It’s impossible–at least for thinking people–to live in today’s America without trying to figure out just how we got here.

Most of us start with the obvious question: how could some seventy-seven million people vote for a thoroughly despicable felon who was also a crude, bloviating, intellectually-challenged narcissist? (And yes, I’m afraid one answer to that is that he was a White male despicable felon, and therefore preferable to an accomplished, sane Black female.) But getting hung up over that question ignores another that should be equally obvious, the one with which I began this post: how did we get here? What social and political dislocations and structural problems enabled the election of this profoundly unfit individual, and what explains the millions who continue to support him?

In a recent essay for Axios, Jim Venderhel and Mike Allen offer one perspective on that question. They focus on what they identify as “three once-in-a-lifetime shifts”–the ideologies, tactics and tone of governance; the lightning-fast advancements in AI; and the rapid transformation of how our realities are shaped. They argue that all three are hitting us at once, and that  focusing only on Trump misses “the enormity of change pushing our minds and nation somewhere new, different and uncertain.”

They don’t discount the enormous damage Trump has done. As the authors concede, Trump has turned Republicans into an America First fascist movement while stretching presidential powers far beyond their constitutional limits.

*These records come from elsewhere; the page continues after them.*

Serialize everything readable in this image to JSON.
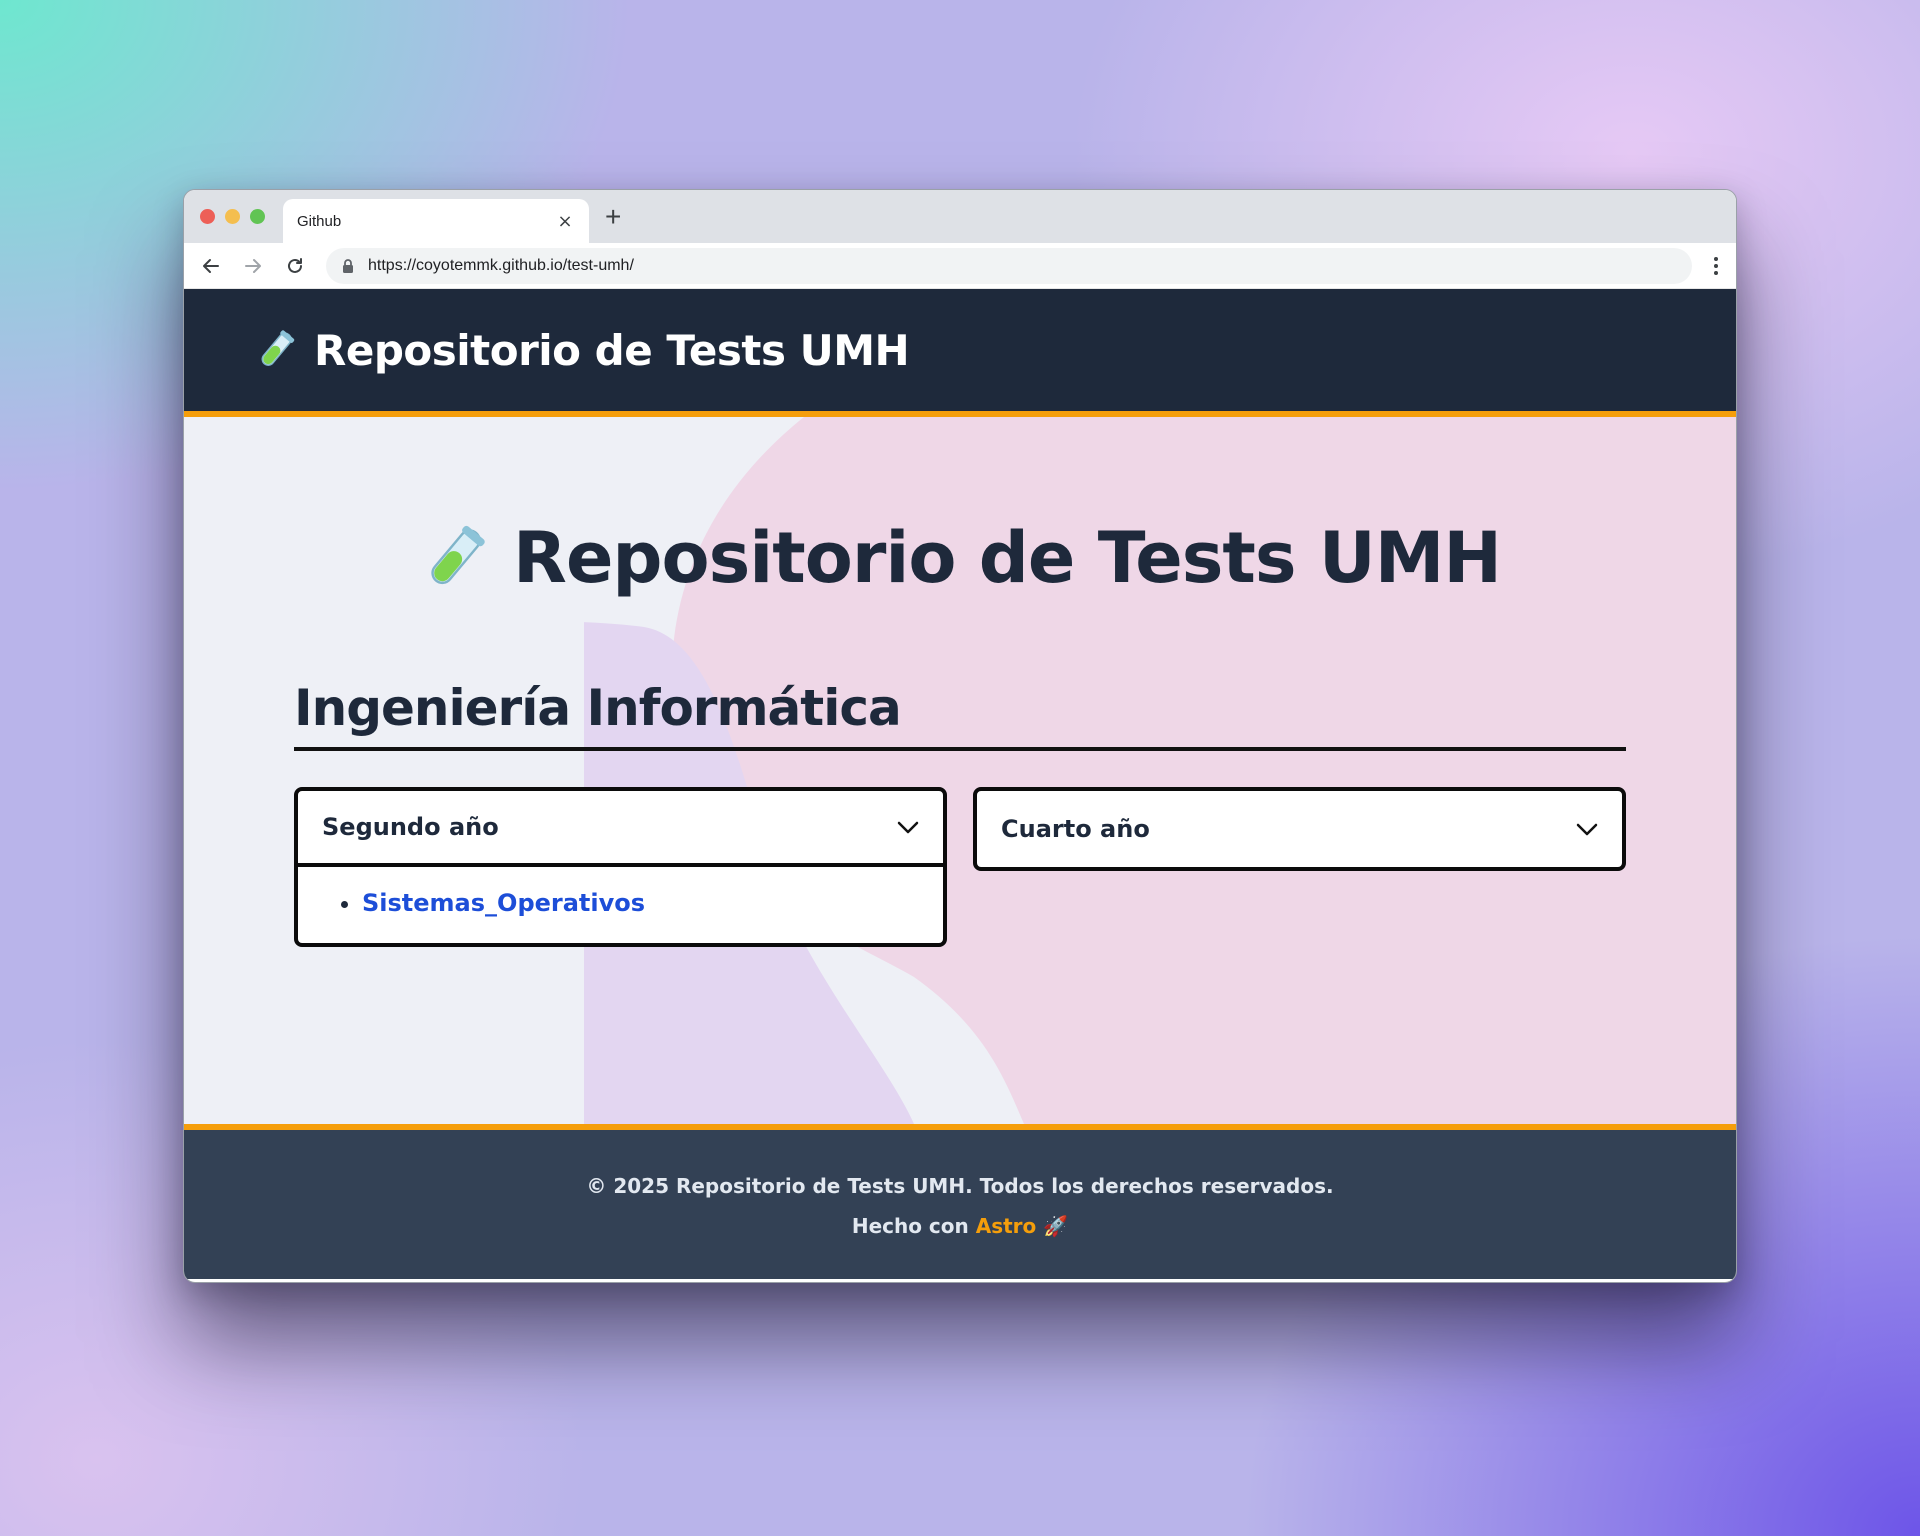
{
  "browser": {
    "tab_title": "Github",
    "tab_close": "×",
    "new_tab": "+",
    "url": "https://coyotemmk.github.io/test-umh/",
    "back_icon": "arrow-left-icon",
    "forward_icon": "arrow-right-icon",
    "reload_icon": "reload-icon",
    "lock_icon": "lock-icon",
    "menu_icon": "kebab-menu-icon"
  },
  "header": {
    "brand_icon": "test-tube-icon",
    "brand": "Repositorio de Tests UMH"
  },
  "main": {
    "title_icon": "test-tube-icon",
    "title": "Repositorio de Tests UMH",
    "section": "Ingeniería Informática",
    "cards": [
      {
        "title": "Segundo año",
        "expanded": true,
        "items": [
          "Sistemas_Operativos"
        ]
      },
      {
        "title": "Cuarto año",
        "expanded": false,
        "items": []
      }
    ]
  },
  "footer": {
    "copyright": "© 2025 Repositorio de Tests UMH. Todos los derechos reservados.",
    "made_with": "Hecho con",
    "made_with_link": "Astro",
    "made_with_emoji": "🚀"
  },
  "colors": {
    "header_bg": "#1e293b",
    "accent": "#f59e0b",
    "footer_bg": "#334155",
    "link": "#1d4ed8"
  }
}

He has re-shaped both parties–what they stand for and who votes for them, and he has destroyed previous global respect for the United States.

When they write that “whatever politics was before, it won’t be again” it’s hard to disagree.

The essay also references the changes in American society being wrought by AI–changes that are also part of the transformation that I consider most significant and most troubling: the technological advances that have increasingly sorted us into residents of dramatically different realities.

As the authors write,

As a society, we’re breaking into hundreds or thousands of information bubbles, shaped and hardened based on our age, politics, jobs and interests.

Pick six random people (we’ve both done this at dinners). You’ll often find that most get their information from platforms the others never visit, and trust people the others have never heard of. This is a brave new world.

The common window we once collectively looked through has splintered into countless pieces. This change is accelerating with the decline of broadcast TV and cable news, traditional print and digital media, and local news.
In its place: soaring podcasters, YouTubers, Substackers, and digital and encrypted communities. With attention scattered and trust shattered, we’ve grown highly susceptible to manipulation, polarization and persistent frustration.

One of my sons is a “techie,” and in the age of AI, he now distrusts virtually every “news item” he sees online until he checks it out. That includes the “deep fakes” that perfectly mimic genuine photographs.

Whether you agree or disagree with the authors of the Axios essay on the importance of these three shifts in our social environment–or the implied suggestion that they represent something new under the sun–I think it’s impossible to discount their combined effect. (The essay unhelpfully concludes with a hope that “thoughtful people” will spend more time thinking thoughtfully. I didn’t expect them to offer solutions, but failing even to suggest at least some ameliorative actions seemed like a cop-out.)

In a very real way, the three shifts identified in the essay are really just different aspects of a single, enormously consequential change in human society: the ability to curate our preferred realities. Americans no longer have a common understanding of our physical or social environment. The ability to choose our “news”–to seek out “authorities” who will confirm our biases, to “cherry pick” from an infinite supply of facts, half-facts and outright propaganda–enable Trump and his administration to lie repeatedly, knowing that a substantial portion of the population will willingly accept and parrot the disinformation.

One answer to my original question–how could people vote for someone so obviously repulsive and unfit–is that far too many residents of those curated realities were simply unaware of Trump’s unfitness. Voters who limited their information sources to Fox News and its clones didn’t live in the same world the rest of us occupied.

I am increasingly convinced that the most pressing issue we will face if and when we rid ourselves of the MAGA pestilence will be how to reconstruct a common, factual reality. There cannot be functioning communities–local, national or global– without it.